Before the meltdown
A fine mist falls outside my window. My eyes are scratchy and I’ve just eaten my second breakfast of the morning. I am in desperate need of some sunshine. A walk in the park. An iced mocha. A pep in my step.
My son sleeps upstairs, and I know I should be sleeping as well. I haven’t been sleeping lately, probably due to my incessant need to eat peanut butter sandwiches at 2am and pee four to five times during the night. And why? Well, it’s all because of two pink lines. The two pink lines we saw on a pee stick about 14 weeks ago. These beautiful pink lines announced a big change, a growing belly, two kids in diapers and the start of a panic attack. It told of something I had no idea could really happen.

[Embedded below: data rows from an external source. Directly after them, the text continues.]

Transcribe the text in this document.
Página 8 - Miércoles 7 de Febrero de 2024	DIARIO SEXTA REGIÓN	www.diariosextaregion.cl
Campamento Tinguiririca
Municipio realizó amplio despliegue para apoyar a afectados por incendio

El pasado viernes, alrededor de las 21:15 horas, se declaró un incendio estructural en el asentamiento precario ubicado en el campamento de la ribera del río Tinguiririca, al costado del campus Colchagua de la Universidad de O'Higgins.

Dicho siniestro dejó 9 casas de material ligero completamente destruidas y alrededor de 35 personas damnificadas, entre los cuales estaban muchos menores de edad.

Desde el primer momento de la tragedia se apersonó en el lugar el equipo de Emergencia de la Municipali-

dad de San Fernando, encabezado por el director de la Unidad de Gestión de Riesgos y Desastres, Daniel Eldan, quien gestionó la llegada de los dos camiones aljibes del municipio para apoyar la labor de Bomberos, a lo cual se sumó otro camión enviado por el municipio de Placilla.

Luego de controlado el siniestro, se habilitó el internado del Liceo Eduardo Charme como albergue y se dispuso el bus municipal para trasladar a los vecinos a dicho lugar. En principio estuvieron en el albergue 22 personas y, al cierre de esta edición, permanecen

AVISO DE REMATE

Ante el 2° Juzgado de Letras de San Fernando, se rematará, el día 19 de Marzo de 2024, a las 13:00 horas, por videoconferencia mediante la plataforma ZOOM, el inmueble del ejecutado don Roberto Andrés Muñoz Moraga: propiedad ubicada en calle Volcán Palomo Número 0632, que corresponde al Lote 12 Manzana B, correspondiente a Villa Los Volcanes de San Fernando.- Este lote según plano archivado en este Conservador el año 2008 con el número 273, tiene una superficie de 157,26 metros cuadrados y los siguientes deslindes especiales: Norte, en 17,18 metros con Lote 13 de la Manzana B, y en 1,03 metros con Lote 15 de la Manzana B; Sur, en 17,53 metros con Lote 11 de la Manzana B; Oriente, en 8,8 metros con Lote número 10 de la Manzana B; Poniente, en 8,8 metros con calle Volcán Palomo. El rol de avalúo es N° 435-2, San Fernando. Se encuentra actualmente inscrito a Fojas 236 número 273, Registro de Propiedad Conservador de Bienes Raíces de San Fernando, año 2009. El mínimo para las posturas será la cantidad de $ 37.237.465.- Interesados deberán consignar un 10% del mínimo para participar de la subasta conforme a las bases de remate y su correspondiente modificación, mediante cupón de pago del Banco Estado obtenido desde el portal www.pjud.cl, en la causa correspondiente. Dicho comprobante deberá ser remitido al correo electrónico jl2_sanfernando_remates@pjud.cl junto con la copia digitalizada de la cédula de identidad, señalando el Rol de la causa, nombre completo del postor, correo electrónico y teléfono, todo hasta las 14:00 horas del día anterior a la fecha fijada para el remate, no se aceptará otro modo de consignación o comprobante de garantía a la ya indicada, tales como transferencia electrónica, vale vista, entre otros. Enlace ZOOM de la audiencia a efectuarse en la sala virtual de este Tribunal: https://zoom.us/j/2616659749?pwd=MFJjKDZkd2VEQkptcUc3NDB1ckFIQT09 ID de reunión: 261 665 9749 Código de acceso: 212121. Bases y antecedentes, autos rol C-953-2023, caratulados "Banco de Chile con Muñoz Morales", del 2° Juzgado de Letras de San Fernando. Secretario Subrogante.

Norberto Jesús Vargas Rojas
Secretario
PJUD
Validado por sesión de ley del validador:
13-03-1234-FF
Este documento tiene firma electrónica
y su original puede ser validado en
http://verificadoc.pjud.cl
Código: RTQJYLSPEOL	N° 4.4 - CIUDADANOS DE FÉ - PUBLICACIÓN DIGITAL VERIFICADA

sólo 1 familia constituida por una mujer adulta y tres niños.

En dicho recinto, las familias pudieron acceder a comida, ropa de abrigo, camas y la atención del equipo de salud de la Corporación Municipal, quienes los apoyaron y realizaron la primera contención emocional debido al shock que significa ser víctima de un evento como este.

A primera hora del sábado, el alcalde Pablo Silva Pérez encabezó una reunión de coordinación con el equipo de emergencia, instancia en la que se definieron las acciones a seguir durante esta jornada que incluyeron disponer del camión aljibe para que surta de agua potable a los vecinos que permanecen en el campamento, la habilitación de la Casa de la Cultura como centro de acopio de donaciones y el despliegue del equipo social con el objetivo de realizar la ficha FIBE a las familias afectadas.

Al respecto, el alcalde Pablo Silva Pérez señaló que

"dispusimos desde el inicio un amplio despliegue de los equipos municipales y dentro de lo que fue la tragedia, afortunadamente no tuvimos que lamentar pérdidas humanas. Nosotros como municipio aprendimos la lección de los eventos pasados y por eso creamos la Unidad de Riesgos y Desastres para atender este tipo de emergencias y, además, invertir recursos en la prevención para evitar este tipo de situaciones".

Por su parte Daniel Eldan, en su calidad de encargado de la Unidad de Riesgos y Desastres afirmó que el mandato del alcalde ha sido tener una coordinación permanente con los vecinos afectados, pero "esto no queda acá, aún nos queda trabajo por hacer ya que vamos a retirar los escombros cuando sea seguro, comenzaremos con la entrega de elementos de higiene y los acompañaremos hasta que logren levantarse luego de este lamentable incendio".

And in the midst of grasping this amazing reality that our family will be growing come October, we were planning a one year old birthday party – something I am not adept at doing. Party planning is always stressful to me, but thankfully, it all went quite well. Our son chose to be cranky that day, not eat, not dig into his beautifully made white cake so that we could capture pictures that we would pull out when he is a teenager, showing him the mess he made. Nope, those memories were not captured. But, the party went off without a hitch anyway. We had quite the spread of food, and friends and family celebrated a wonderful first year with our son.
And so we go . . . . enjoying the milestones of a happy, active – and sometimes cranky- toddler while planning to start this process all over again. And we couldn’t be more grateful.